Venture capital firm Sequoia Capital said it would reduce its $214 million investment in FTX to zero after a run on the exchange in recent days blew a massive hole in its balance sheet and raised serious doubts about its survival.

“In recent days, a liquidity crisis has created solvency risk for FTX,” Sequoia said in a note to investors in its fund on Wednesday.

The abrupt turnaround in the fortunes of FTX and its sister trading firm Alameda Research marks a spectacular fall for Bankman-Fried, a 30-year-old trader and entrepreneur who is among the industry's most prominent figures. Bankman-Fried was one of the richest people in the world just a few months ago, but large parts of his $24 billion fortune will evaporate if FTX and Alameda Research go bankrupt.

A collapse would also deal a blow to FTX's blue-chip backers, which include BlackRock, Canada's Ontario Teachers' Pension Plan, SoftBank and hedge fund billionaires Paul Tudor Jones and Izzy Englander.

In recent days, Bankman-Fried has appealed to investors for support to shore up the stock market as customers demanded their money back amid fears for their financial health. FTX needs $8 billion to steady the ship, according to people familiar with the matter.

Bankman-Fried also turned to rival crypto exchanges, including OKX and Binance, for a bailout, leading to a short-lived plan by Binance CEO Changpeng Zhao to buy FTX and secure customers' funds.

Zhao left the table after less than 48 hours of careful consideration after realizing the extent of financial problems and possible misconduct at FTX, which made the deal impossible.

“As a result of corporate due diligence, as well as recent news reports of mishandled customer funds and alleged U.S. regulatory investigations, we have decided that we will not pursue the potential acquisition of FTX.com,” Binance said.

The U.S. Securities and Exchange Commission has expanded an investigation into FTX that includes examining the platform's cryptocurrency lending products and its management of customer funds, according to a person familiar with the matter.

Wall Street regulators launched the investigation months ago, but sought additional information following Tuesday's announcement of Binance's acquisition plans, the person added.
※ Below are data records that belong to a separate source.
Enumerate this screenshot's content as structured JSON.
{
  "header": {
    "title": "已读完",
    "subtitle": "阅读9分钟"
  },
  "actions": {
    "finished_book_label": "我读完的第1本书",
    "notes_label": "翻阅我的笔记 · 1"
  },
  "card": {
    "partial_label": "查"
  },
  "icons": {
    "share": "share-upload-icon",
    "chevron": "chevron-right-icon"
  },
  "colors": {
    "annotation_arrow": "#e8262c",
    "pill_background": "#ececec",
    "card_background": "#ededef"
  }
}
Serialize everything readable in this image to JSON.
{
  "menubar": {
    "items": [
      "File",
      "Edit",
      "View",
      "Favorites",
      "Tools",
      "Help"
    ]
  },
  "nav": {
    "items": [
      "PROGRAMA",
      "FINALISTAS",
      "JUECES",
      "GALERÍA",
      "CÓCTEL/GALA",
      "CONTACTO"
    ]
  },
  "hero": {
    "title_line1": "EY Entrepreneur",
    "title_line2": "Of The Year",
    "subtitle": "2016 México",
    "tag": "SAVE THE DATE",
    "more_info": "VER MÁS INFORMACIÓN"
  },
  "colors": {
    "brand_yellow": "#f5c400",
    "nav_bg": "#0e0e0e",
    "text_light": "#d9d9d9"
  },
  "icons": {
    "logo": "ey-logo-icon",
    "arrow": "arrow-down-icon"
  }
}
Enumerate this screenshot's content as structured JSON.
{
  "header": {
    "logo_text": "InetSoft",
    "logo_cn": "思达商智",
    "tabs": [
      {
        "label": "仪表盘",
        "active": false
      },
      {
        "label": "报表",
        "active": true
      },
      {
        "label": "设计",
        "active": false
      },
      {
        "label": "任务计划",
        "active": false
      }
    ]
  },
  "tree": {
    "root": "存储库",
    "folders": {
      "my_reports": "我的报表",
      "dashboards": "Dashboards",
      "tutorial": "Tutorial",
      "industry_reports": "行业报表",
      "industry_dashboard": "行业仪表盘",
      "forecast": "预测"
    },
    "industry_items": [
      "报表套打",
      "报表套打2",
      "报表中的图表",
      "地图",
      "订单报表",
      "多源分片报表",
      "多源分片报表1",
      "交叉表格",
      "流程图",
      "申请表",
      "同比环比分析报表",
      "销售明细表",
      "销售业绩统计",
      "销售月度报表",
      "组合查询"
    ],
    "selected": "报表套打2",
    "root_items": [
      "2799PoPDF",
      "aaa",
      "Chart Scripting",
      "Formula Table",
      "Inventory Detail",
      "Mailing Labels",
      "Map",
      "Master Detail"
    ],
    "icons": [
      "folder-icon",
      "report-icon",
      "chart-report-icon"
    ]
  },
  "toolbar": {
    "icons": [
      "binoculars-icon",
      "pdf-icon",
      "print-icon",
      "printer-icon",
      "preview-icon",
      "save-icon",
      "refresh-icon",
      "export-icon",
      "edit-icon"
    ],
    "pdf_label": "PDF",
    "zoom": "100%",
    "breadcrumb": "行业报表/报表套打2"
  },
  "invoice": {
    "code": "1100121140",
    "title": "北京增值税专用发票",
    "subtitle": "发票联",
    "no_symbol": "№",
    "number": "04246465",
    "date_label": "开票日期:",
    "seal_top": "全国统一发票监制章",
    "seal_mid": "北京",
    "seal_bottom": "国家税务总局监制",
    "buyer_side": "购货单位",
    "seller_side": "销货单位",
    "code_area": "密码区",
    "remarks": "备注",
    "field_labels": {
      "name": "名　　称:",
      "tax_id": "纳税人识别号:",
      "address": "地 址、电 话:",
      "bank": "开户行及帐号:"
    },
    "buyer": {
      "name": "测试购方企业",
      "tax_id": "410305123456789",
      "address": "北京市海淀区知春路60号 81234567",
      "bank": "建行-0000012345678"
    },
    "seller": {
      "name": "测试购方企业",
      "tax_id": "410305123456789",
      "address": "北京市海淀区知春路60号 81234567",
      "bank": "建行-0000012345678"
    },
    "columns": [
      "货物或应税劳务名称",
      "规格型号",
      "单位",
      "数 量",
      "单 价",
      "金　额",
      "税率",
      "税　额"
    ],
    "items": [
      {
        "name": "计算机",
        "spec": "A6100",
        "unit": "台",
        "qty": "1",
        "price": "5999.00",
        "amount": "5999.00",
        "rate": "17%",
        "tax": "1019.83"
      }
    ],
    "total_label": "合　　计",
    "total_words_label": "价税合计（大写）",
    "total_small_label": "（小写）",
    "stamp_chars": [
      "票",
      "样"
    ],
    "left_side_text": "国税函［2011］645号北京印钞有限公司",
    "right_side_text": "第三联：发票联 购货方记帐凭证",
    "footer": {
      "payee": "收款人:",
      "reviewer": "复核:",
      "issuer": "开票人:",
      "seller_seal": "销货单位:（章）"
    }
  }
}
The agency is also investigating FTX’s relationship with a US company, FTX US.

Bitcoin, the largest cryptocurrency and a barometer of confidence in the industry, fell as low as $15,700 before stabilizing at $16,600, down 10 percent from Wednesday morning. Investors and traders fear that the collapse of FTX and Alameda will trigger another wave of market panic and losses for those exposed to the companies through lending and trading relationships.
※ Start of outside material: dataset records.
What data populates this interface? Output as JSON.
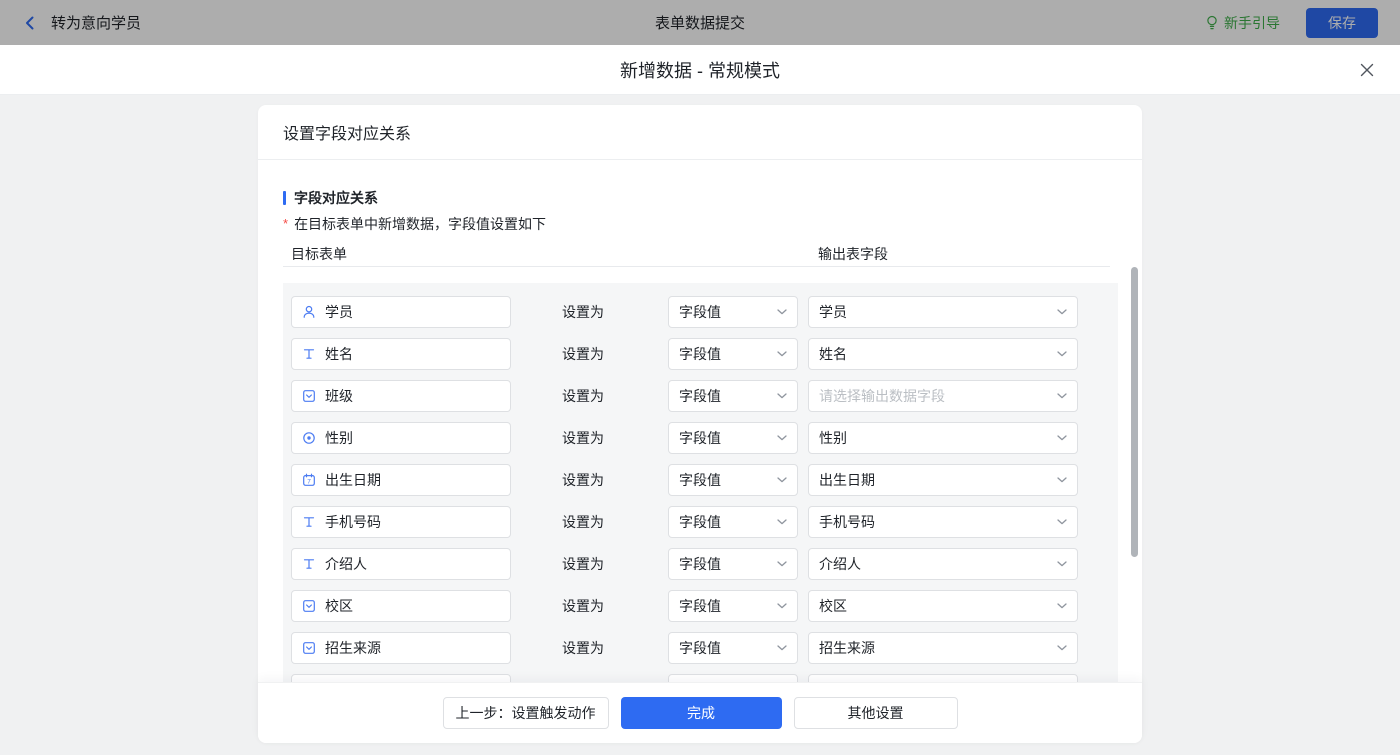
{
  "topbar": {
    "back_label": "转为意向学员",
    "title": "表单数据提交",
    "guide_label": "新手引导",
    "save_label": "保存"
  },
  "modal": {
    "title": "新增数据 - 常规模式",
    "card": {
      "header_title": "设置字段对应关系",
      "section_title": "字段对应关系",
      "required_mark": "*",
      "note": "在目标表单中新增数据，字段值设置如下",
      "columns": {
        "left": "目标表单",
        "right": "输出表字段"
      },
      "set_as_label": "设置为",
      "value_dropdown_label": "字段值",
      "output_placeholder": "请选择输出数据字段",
      "rows": [
        {
          "icon": "user-icon",
          "field": "学员",
          "output": "学员"
        },
        {
          "icon": "text-icon",
          "field": "姓名",
          "output": "姓名"
        },
        {
          "icon": "select-icon",
          "field": "班级",
          "output": "",
          "uses_placeholder": true
        },
        {
          "icon": "radio-icon",
          "field": "性别",
          "output": "性别"
        },
        {
          "icon": "calendar-icon",
          "field": "出生日期",
          "output": "出生日期"
        },
        {
          "icon": "text-icon",
          "field": "手机号码",
          "output": "手机号码"
        },
        {
          "icon": "text-icon",
          "field": "介绍人",
          "output": "介绍人"
        },
        {
          "icon": "select-icon",
          "field": "校区",
          "output": "校区"
        },
        {
          "icon": "select-icon",
          "field": "招生来源",
          "output": "招生来源"
        },
        {
          "icon": "",
          "field": "",
          "output": "",
          "partial": true
        }
      ],
      "footer": {
        "prev_label": "上一步：设置触发动作",
        "finish_label": "完成",
        "other_label": "其他设置"
      }
    }
  },
  "colors": {
    "accent": "#2e6bf2",
    "icon_blue": "#4c7cf2",
    "guide_green": "#3fae4a",
    "required_red": "#f54a45"
  }
}
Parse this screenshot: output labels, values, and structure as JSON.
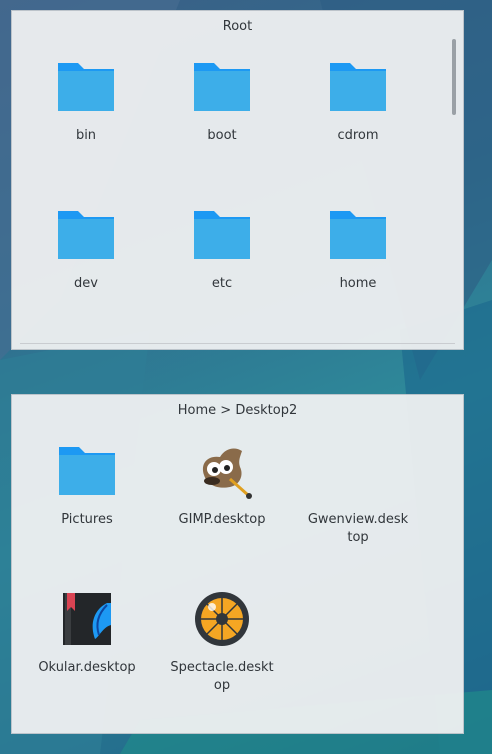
{
  "root_panel": {
    "title": "Root",
    "items": [
      {
        "label": "bin",
        "icon": "folder-icon"
      },
      {
        "label": "boot",
        "icon": "folder-icon"
      },
      {
        "label": "cdrom",
        "icon": "folder-icon"
      },
      {
        "label": "dev",
        "icon": "folder-icon"
      },
      {
        "label": "etc",
        "icon": "folder-icon"
      },
      {
        "label": "home",
        "icon": "folder-icon"
      }
    ]
  },
  "desktop_panel": {
    "title": "Home > Desktop2",
    "items": [
      {
        "label": "Pictures",
        "icon": "folder-icon"
      },
      {
        "label": "GIMP.desktop",
        "icon": "gimp-icon"
      },
      {
        "label": "Gwenview.desk top",
        "icon": "gwenview-icon"
      },
      {
        "label": "Okular.desktop",
        "icon": "okular-icon"
      },
      {
        "label": "Spectacle.deskt op",
        "icon": "spectacle-icon"
      }
    ]
  },
  "colors": {
    "folder_front": "#3daee9",
    "folder_back": "#1d99f3",
    "panel_bg": "#eff0f1",
    "text": "#31363b"
  }
}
"Given FTX and Alameda Research's size and interconnections with other entities in the crypto ecosystem. . . It looks likely that a new cascade of margin calls, deleveraging, and crypto companies will emerge [and] platform outages will begin similar to last May [and] June following the Terra collapse," analysts at JPMorgan wrote.

Analysts at Moody’s said the impact of the crypto sector turmoil on traditional finance would likely be limited.

Fadi Massih, vice president of Moody's Investors Service, said: "The lack of regulatory oversight and the sector's general opacity facilitate risky financial strategies and expose companies to an environment where rumors of illiquidity can become self-fulfilling prophecies."